UL Hospitals Group Hosts Its Fifth CTG Masterclass to Reduce Neonatal Brain Injury

CTG Masterclass

CTG Masterclass to Reduce Neonatal Brain Injury – Dr Suzana Pereira, Kingston Hospital, London; Dr Gerry Burke, UMHL; Dr Edwin Chandraharan, St George’s Hospital , London; and Dr Naro Imcha, UMHL, at the CTG Masterclass in the CERC building, UHL

UL Hospitals Group Hosts Its Fifth CTG Masterclass to Reduce Neonatal Brain Injury

Staffs from maternity units all over Ireland have gathered in Limerick for a training and education event aimed at reducing neonatal brain injury.

The two-day CTG Masterclass was hosted by UL Hospitals Group at the CERC Building, UHL, and attracted dozens of midwives, midwife managers, consultants and NCHDs from the four corners of Ireland, north and south. This is the fifth such master class hosted by the Maternal and Child Health Directorate, UL Hospitals Group, and the event is run free-of-charge for these professionals to help improve perinatal outcomes.

This latest masterclass was led by Dr Edwin Chandraharan, Lead Consultant in Labour Ward and Lead for Clinical Governance at St. George’s University Hospital, London, and by Dr Susana Pereira, Consultant in Obstetrics and Maternal-Fetal Medicine, Kingston Hospital NHS Trust.

CTG Masterclass

Dr Nyan Chin Liew, UMHL, with midwives Bernadette Toolan, Joanne Desmond and Ann Marie Power, UMHL

CTG (cardiotocography) allows obstetric and midwifery staff record fetal heartbeat and contractions during labour and the technique is essential in detecting early signs of fetal distress, including hypoxia, or a lack of oxygen to the brain.
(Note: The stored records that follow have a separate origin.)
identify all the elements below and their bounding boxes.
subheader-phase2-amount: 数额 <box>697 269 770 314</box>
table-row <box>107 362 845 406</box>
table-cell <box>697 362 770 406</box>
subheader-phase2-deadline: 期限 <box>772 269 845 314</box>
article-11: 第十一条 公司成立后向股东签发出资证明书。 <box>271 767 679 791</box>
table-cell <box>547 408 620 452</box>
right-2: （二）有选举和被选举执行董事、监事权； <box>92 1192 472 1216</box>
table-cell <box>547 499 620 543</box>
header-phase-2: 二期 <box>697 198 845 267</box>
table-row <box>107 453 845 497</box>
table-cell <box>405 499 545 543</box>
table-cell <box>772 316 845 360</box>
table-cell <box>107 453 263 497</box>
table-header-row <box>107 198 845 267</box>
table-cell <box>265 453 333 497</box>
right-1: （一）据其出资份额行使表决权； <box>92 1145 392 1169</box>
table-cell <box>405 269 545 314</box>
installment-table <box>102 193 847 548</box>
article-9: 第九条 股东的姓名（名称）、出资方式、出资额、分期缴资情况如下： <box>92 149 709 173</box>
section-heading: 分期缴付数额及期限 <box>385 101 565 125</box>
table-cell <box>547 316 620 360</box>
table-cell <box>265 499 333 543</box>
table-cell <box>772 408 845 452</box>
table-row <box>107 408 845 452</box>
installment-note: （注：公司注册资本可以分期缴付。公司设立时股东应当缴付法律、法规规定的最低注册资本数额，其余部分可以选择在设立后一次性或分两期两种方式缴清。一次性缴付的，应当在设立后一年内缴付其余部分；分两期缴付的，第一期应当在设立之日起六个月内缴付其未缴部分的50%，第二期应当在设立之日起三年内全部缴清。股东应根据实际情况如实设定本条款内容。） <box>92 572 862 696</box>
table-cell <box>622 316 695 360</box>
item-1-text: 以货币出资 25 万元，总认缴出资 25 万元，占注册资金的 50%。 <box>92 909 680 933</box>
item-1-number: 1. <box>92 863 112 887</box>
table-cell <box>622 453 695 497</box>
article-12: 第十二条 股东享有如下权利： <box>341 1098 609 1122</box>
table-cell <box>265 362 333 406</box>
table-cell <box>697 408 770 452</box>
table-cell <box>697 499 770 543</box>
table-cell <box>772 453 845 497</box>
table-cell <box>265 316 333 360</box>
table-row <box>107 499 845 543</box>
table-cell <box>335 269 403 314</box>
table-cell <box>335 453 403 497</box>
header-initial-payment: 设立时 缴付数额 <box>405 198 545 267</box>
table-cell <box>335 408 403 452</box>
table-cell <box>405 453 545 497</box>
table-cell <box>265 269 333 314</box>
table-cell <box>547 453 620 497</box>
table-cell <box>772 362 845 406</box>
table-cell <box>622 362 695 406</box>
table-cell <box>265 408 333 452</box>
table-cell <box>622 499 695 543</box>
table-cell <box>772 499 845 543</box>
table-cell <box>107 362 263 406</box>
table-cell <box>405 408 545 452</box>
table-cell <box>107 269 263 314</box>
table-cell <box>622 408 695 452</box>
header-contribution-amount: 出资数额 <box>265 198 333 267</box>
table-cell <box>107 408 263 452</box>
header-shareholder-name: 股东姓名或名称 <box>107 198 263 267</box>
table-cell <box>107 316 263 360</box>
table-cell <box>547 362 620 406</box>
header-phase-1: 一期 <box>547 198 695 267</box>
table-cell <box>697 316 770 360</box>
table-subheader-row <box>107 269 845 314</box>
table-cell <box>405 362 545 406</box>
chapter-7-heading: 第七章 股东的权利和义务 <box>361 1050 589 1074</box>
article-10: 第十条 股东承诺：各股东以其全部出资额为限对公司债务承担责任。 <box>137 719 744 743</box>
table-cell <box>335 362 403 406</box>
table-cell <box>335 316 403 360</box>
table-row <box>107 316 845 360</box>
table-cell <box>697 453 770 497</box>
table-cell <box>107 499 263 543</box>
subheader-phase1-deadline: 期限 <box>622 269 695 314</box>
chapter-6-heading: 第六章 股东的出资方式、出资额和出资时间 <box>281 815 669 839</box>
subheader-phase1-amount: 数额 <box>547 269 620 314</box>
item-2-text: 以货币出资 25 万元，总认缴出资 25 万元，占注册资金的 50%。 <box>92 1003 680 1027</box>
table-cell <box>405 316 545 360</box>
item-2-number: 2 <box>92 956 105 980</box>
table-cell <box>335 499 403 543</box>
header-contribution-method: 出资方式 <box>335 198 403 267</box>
Brain injury during labour is among the most devastating outcomes in medicine and through its series of master classes, UL Hospitals Group, is demonstrating its commitment to reducing it.

“A primary action for meeting this priority is through multidisciplinary training and education events such as our CTG masterclass,” explained Margaret Quigley, Director of Midwifery, and UL Hospitals Group.  “It is so important that midwives and doctors who are working together are training together.  The aim of our CTG masterclass is to promote understanding of fetal physiology to ensure the best possible outcomes”.

Dr Gerry Burke, Consultant Obstetrician/Gynaecologist and Clinical Director, Maternal and Child Health Directorate, UL Hospitals Group, said: “University Maternity Hospital Limerick has made the eradication of neonatal brain injury its first priority.  This condition is also a major priority for the HSE National Women and Infants Health Programme.” 

 

“A key component of the UMHL strategy is the CTG Master Class that the hospital runs twice a year in collaboration with Prof Edwin Chandraharan and Dr Susana Pereira.  Prof Chandraharan has run the two-day course in some 30 countries and he says that UMHL is the only hospital where it is provided to the participants free of charge as a public service.  The large turnout of midwives and obstetricians from all over Ireland, including Belfast, over a full Saturday and Sunday, is a testament to their professionalism and to the value they place on the course.  The UL Hospitals Group is committed to making a national contribution to reducing neonatal brain injury in our maternity hospitals. The next Masterclass will be held over the weekend of August 10th and 11th 2019 at the fabulous CERC Building on the main UHL campus,” Dr Burke added.

 

Speaking on the importance of the masterclasses, Dr Naro Imcha, Consultant Obstetrician/Gynaecologist and Chairperson, Quality Improvement Committee, UL Hospitals Group, said: “The birth of a child is the spark that lights a lifetime of experiences. The advantages that children receive at the time of birth form the basis for much of their future. We, the professionals who care for the pregnant mother and unborn child, are striving every day to promote good health during this prime, but vulnerable, period of life. The CTG Masterclass is an invaluable step in that direction with which we anticipate improved patient experience and delivery outcomes across Ireland. The energy and enthusiasm of the participants are palpable, and they are very eager to put this knowledge into practice. The quality of our care is constantly progressing with the steps each of us takes every day to improve individually and as a team.”